L’operazione si è svolta nella giornata di ieri, 14 giugno 2026, nell’ambito di un mirato servizio coordinato di controllo del territorio disposto dalla Compagnia Carabinieri di Reggio Emilia nel capoluogo, finalizzato al contrasto della microcriminalità e alla sicurezza urbana. I militari della Sezione Radiomobile, durante il pattugliamento in via Signorelli, hanno notato e fermato il giovane a bordo di un monopattino elettrico di fascia alta, un Joyor S10S-Z. L’atteggiamento del conducente – un 20enne di origini tunisine, in Italia senza fissa dimora e con precedenti di polizia a carico – ha spinto i Carabinieri ad approfondire gli accertamenti sul veicolo.
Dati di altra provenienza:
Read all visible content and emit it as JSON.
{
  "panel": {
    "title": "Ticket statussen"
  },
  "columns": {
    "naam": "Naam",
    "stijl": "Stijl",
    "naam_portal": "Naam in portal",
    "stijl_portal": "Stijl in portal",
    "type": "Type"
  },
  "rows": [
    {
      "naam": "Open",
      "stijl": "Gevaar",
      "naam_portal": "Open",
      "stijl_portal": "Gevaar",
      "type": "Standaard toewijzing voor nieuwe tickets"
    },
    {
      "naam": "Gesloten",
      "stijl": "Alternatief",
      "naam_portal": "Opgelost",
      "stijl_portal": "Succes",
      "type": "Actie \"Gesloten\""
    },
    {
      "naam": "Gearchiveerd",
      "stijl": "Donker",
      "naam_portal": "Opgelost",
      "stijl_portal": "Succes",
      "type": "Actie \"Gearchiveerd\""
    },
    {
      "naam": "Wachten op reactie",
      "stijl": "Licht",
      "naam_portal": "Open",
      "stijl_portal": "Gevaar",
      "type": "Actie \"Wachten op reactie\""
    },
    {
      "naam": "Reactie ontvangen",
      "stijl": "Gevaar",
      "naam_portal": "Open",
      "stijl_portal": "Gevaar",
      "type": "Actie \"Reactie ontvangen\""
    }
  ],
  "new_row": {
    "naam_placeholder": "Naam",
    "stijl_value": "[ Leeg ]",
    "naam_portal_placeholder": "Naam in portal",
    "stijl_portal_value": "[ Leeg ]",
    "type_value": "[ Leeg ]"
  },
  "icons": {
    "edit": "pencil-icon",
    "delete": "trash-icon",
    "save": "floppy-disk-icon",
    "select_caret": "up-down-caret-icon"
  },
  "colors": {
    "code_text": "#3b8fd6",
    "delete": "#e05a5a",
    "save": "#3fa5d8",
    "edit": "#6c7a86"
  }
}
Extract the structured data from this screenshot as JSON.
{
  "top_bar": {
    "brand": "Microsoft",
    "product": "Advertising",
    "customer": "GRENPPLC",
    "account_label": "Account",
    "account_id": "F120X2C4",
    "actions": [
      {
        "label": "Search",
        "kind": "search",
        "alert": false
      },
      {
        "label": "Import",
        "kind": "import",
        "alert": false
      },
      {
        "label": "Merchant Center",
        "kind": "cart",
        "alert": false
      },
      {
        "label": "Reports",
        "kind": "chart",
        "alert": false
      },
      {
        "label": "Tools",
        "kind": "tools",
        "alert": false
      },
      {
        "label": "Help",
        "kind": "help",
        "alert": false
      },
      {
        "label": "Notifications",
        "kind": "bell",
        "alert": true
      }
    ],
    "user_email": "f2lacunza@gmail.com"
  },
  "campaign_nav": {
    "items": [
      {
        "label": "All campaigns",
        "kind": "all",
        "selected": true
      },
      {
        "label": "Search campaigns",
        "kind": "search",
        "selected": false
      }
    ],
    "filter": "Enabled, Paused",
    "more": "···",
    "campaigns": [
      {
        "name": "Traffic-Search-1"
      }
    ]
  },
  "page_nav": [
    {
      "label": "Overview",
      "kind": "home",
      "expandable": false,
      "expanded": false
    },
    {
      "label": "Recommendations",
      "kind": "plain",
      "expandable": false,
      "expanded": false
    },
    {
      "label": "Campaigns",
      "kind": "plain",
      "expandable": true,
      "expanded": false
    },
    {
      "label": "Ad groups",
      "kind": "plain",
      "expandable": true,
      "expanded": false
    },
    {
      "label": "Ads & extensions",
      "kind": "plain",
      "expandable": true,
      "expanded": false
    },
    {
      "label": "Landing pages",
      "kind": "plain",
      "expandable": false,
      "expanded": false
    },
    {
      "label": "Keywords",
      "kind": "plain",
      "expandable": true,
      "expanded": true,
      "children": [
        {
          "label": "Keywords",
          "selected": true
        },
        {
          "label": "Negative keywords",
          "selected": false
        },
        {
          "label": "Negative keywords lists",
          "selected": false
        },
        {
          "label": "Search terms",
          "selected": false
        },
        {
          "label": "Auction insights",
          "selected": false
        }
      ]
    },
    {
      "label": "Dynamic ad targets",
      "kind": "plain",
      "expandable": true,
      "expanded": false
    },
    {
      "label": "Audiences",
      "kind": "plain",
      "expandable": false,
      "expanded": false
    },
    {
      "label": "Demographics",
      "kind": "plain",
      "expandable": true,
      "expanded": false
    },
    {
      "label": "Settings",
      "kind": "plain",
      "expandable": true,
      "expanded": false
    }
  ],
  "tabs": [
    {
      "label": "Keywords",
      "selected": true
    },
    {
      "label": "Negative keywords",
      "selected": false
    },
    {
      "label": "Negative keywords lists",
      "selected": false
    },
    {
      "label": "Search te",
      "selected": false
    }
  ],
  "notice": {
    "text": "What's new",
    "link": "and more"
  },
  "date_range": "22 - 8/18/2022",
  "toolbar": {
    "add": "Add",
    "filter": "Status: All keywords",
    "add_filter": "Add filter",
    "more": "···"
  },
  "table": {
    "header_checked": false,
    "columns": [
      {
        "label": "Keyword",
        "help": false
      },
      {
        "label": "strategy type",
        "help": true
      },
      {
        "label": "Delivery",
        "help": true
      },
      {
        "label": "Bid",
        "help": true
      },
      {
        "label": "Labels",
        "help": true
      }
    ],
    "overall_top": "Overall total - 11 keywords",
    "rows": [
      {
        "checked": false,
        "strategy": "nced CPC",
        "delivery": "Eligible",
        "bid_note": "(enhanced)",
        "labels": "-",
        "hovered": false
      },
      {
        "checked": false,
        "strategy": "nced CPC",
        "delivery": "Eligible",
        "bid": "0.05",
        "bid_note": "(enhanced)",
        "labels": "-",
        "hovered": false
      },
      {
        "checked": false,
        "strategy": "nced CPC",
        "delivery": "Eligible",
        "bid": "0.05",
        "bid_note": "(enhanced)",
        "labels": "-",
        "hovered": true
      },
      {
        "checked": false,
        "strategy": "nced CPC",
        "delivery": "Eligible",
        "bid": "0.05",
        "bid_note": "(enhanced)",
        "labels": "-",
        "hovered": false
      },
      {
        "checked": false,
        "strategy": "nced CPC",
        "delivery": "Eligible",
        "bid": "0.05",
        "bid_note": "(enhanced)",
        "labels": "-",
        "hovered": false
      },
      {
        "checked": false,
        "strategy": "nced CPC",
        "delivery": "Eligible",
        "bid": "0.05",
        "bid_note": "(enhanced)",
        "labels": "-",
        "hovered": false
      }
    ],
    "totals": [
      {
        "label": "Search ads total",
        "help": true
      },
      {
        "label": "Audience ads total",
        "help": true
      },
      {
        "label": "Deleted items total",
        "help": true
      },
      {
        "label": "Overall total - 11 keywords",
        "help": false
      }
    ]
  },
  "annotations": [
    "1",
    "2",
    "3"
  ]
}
I successivi e più dettagliati riscontri telematici e d’istituto hanno confermato i sospetti dei militari: il monopattino è risultato essere l’oggetto di un furto perpetrato lo scorso 10 giugno a Imola (BO) ai danni di un connazionale del fermato, un giovane residente a Conselice (RA).
Al termine delle formalità di rito, avendo acquisito a carico del 20enne nordafricano elementi di presunta responsabilità in ordine al reato di ricettazione, il veicolo è stato immediatamente recuperato e restituito all’avente diritto, mentre per il 20enne è scattata la denuncia all’Autorità Giudiziaria reggiana.